The other answer posted so far claims to be a data.table
approach but replaces every single item hardcoded. Therefore, I feel obliged to post an alternative solution which uses a lookup table and an update on join:
library(data.table)
# read data from google drive
DT <- fread("https://drive.google.com/uc?id=1DEdJvAdACVv_Pc5IcgFBSGvDKm_GPrNE&export=download")
# create lookup table
lookup <- data.table(pickup_name = c("Safeway", "Whole Foods Market", "Pizzeria Delfina"),
pickup_zipcode = c(94107, 94107, 94110),
label = c("-H2", "-H1", "-H3")
)
# join with lookup table and update on join
DT[lookup, on = .(pickup_name, pickup_zipcode), pickup_name := paste0(pickup_name, label)]
# verify data are updated
DT[pickup_name %like% "-H.$", .(pickup_name, pickup_zipcode)]

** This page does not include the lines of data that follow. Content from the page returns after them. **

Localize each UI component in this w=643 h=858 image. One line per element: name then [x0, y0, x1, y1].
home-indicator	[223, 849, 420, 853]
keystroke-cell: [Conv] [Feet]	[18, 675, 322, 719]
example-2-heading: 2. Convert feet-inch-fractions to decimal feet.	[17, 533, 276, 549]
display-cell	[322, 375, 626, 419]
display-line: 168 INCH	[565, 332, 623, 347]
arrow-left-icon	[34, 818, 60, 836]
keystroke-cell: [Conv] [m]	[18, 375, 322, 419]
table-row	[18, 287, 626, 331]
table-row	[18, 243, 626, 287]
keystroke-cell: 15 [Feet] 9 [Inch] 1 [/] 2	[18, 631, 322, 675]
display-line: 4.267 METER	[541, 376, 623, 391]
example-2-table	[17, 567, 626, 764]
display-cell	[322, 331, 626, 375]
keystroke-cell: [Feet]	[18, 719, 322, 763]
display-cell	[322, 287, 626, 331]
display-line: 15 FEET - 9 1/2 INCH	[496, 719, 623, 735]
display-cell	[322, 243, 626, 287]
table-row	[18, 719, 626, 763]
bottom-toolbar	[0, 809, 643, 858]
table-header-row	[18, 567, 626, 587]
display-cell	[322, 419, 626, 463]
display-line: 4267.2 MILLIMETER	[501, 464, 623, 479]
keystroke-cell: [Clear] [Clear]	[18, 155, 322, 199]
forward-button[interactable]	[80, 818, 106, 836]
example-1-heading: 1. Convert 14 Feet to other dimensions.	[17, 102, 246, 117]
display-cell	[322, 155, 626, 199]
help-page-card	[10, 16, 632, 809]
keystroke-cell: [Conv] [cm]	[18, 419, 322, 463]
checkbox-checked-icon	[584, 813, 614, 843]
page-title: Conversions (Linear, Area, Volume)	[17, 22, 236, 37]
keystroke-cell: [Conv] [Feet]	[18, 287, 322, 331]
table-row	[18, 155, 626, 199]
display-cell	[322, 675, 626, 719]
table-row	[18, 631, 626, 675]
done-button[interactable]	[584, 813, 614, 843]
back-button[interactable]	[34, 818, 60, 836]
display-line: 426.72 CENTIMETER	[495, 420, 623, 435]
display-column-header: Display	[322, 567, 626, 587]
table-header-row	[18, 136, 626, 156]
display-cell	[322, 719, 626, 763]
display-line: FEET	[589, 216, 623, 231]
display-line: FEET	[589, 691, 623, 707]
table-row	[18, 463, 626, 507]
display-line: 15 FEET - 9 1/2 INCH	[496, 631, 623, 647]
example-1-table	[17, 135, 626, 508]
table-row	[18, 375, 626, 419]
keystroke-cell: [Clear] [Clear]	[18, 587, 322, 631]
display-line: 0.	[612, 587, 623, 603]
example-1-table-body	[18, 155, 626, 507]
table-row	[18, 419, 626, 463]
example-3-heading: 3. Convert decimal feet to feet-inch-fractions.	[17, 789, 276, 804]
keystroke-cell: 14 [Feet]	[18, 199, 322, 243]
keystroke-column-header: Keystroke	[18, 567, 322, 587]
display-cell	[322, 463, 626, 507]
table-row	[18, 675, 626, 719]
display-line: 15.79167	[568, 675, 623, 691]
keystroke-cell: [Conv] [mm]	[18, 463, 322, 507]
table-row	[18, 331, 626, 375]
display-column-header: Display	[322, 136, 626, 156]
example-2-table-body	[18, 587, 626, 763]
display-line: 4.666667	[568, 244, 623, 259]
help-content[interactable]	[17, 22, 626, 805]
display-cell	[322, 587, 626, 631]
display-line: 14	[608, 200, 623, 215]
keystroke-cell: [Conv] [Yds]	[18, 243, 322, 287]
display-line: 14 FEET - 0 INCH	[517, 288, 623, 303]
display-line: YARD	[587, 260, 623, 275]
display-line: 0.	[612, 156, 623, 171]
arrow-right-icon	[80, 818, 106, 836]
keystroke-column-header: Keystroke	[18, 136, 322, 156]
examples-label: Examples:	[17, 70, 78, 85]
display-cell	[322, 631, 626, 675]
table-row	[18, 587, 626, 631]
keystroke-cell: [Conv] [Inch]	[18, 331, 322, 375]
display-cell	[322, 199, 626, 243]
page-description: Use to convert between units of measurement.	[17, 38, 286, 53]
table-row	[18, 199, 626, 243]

pickup_name pickup_zipcode
1: Safeway-H2 94107
2: Whole Foods Market-H1 94107
3: Safeway-H2 94107
4: Whole Foods Market-H1 94107
5: Whole Foods Market-H1 94107
---
2003: Safeway-H2 94107
2004: Whole Foods Market-H1 94107
2005: Safeway-H2 94107
2006: Pizzeria Delfina-H3 94110
2007: Whole Foods Market-H1 94107
fread
reads data directly from Google Drive using this hint. DT
has about 60 K rows and 22 columns (about 9 MB on disk).